Rispondevo che erano ragazzi come noi, che soffrivano e piangevano come
noi, avevano soltanto la pelle più scura o gli occhi più tirati. Erano,
quelli, gli anni della crisi di Suez; ricordo con quanta apprensione gli
studenti egiziani ascoltavano la radio per avere notizie.

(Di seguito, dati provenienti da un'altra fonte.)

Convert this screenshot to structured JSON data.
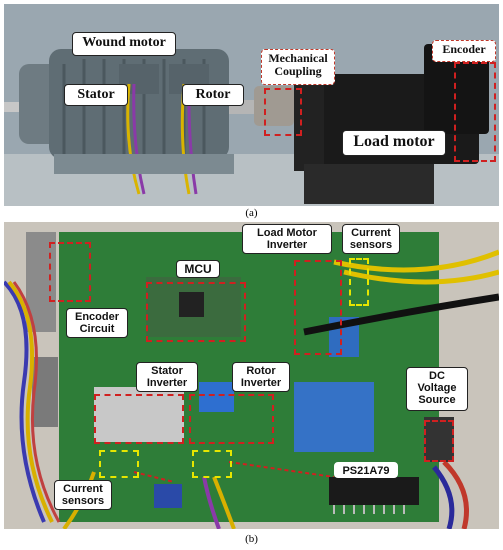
{
  "panel_a": {
    "labels": {
      "wound_motor": "Wound motor",
      "stator": "Stator",
      "rotor": "Rotor",
      "mechanical_coupling": "Mechanical\nCoupling",
      "encoder": "Encoder",
      "load_motor": "Load motor"
    },
    "caption": "(a)"
  },
  "panel_b": {
    "labels": {
      "load_motor_inverter": "Load Motor\nInverter",
      "current_sensors_top": "Current\nsensors",
      "mcu": "MCU",
      "encoder_circuit": "Encoder\nCircuit",
      "stator_inverter": "Stator\nInverter",
      "rotor_inverter": "Rotor\nInverter",
      "dc_voltage_source": "DC\nVoltage\nSource",
      "current_sensors_bottom": "Current\nsensors",
      "module_part": "PS21A79"
    },
    "caption": "(b)"
  }
}
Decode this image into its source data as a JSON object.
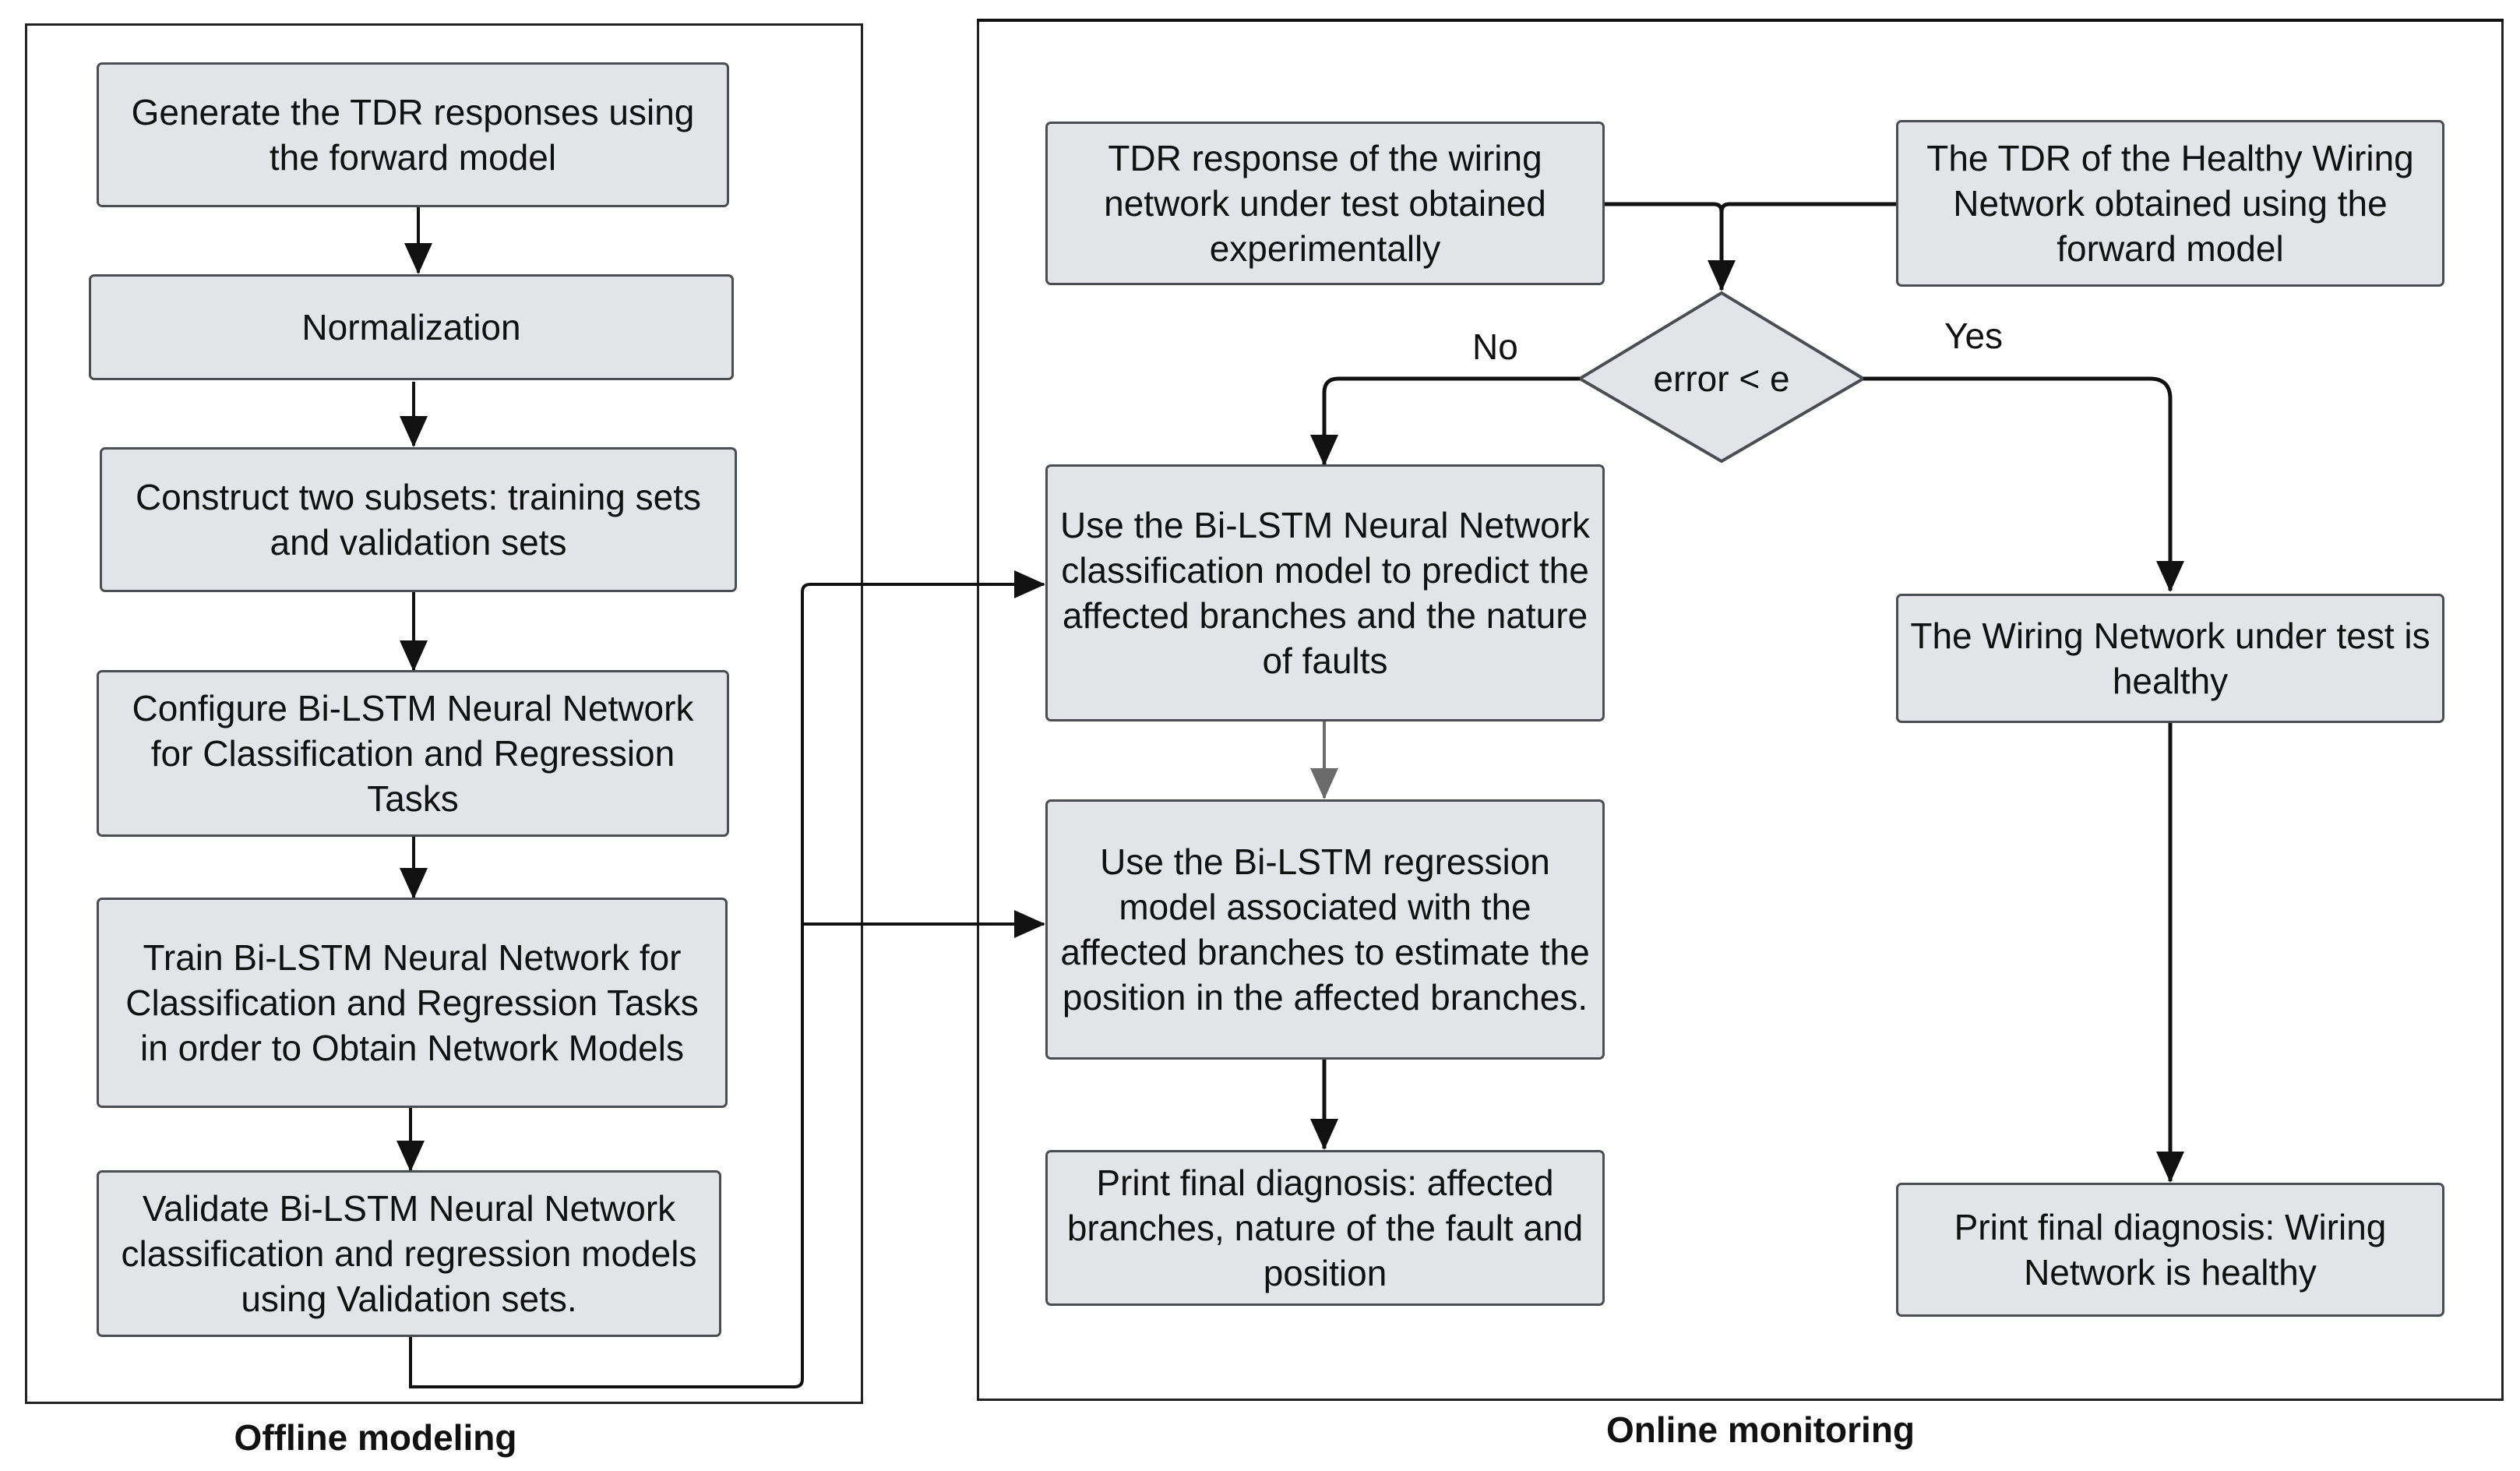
{
  "offline": {
    "title": "Offline modeling",
    "steps": [
      "Generate the TDR responses using the forward model",
      "Normalization",
      "Construct two subsets: training sets and validation sets",
      "Configure Bi-LSTM Neural Network for Classification and Regression Tasks",
      "Train Bi-LSTM Neural Network for Classification and Regression Tasks in order to Obtain Network Models",
      "Validate Bi-LSTM Neural Network classification and regression models using Validation sets."
    ]
  },
  "online": {
    "title": "Online monitoring",
    "tdr_measured": "TDR response of the wiring network under test obtained experimentally",
    "tdr_healthy": "The TDR of the Healthy Wiring Network obtained using the forward model",
    "decision": "error < e",
    "no_label": "No",
    "yes_label": "Yes",
    "classification": "Use the Bi-LSTM Neural Network classification model to predict the affected branches and the nature of faults",
    "regression": "Use the Bi-LSTM regression model associated with the affected branches to estimate the position in the affected branches.",
    "final_fault": "Print final diagnosis: affected branches, nature of the fault and position",
    "healthy_network": "The Wiring Network under test is healthy",
    "final_healthy": "Print final diagnosis: Wiring Network is healthy"
  },
  "colors": {
    "box_fill": "#e3e4e7",
    "box_border": "#4a4d52",
    "line": "#111111",
    "line_light": "#6b6b6b"
  }
}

Il tempo è ormai alto sui ricordi: uno stropiccio di passi mi riporta,
scuotendomi, alla verità della mia dimensione umana. La chiesa è lì,
gelida, anche se il riscaldamento funziona; poi non sento più il freddo
che prima mi penetrava nelle ossa, dimentico tutto, ascolto solo lui,
Don Dagnino, "al pret di povrett". Lo sento che è un uomo superiore non
perché è prete, ma perché è un uomo che vive da uomo del suo tempo. Sono
passati tanti anni dall'ultima volta che lo vidi, ma è sempre uguale:
lo stesso sguardo, le stesse rughe forse più profonde, una forza sempre
più vigorosa, solo le spalle si sono fatte più pesanti: capita così
quando si vive addossandosi gli altri. È un uomo che pur condannando la
violenza ha scelto una lotta di amore e di denuncia, costi quel che
costi, pronto a pagare in proprio. Certo è una persona scomoda per chi
non ama la verità, per chi non vuole la verità. La sua parola mi induce
a pensare, a ripiegarmi su me stessa, a riflettere: i ricordi cedono il
posto agli ideali, a quelle aspirazioni a cui un giorno rinunciai, ma
che tuttavia premono sulla soglia della mia coscienza, pronti a
riemergere, anche se a volte preferirei il silenzio. Il silenzio per
mascherare la rabbia di un tradimento, perché ad un certo momento della
mia vita ho dimenticato tutto e non mi sento realizzata come avrei
voluto o potuto. Le attenuanti sono sempre all'erta per giustificare
cose non fatte, evoluzioni troncate a metà.
Parla tuonando, Don Dagnino, ma ormai non lo sento più. Vorrei, in
silenzio, poter piegare la testa e credere che tutto, anche se non
voluto, ha un senso: il senso, antico e nuovo, del mio borgo.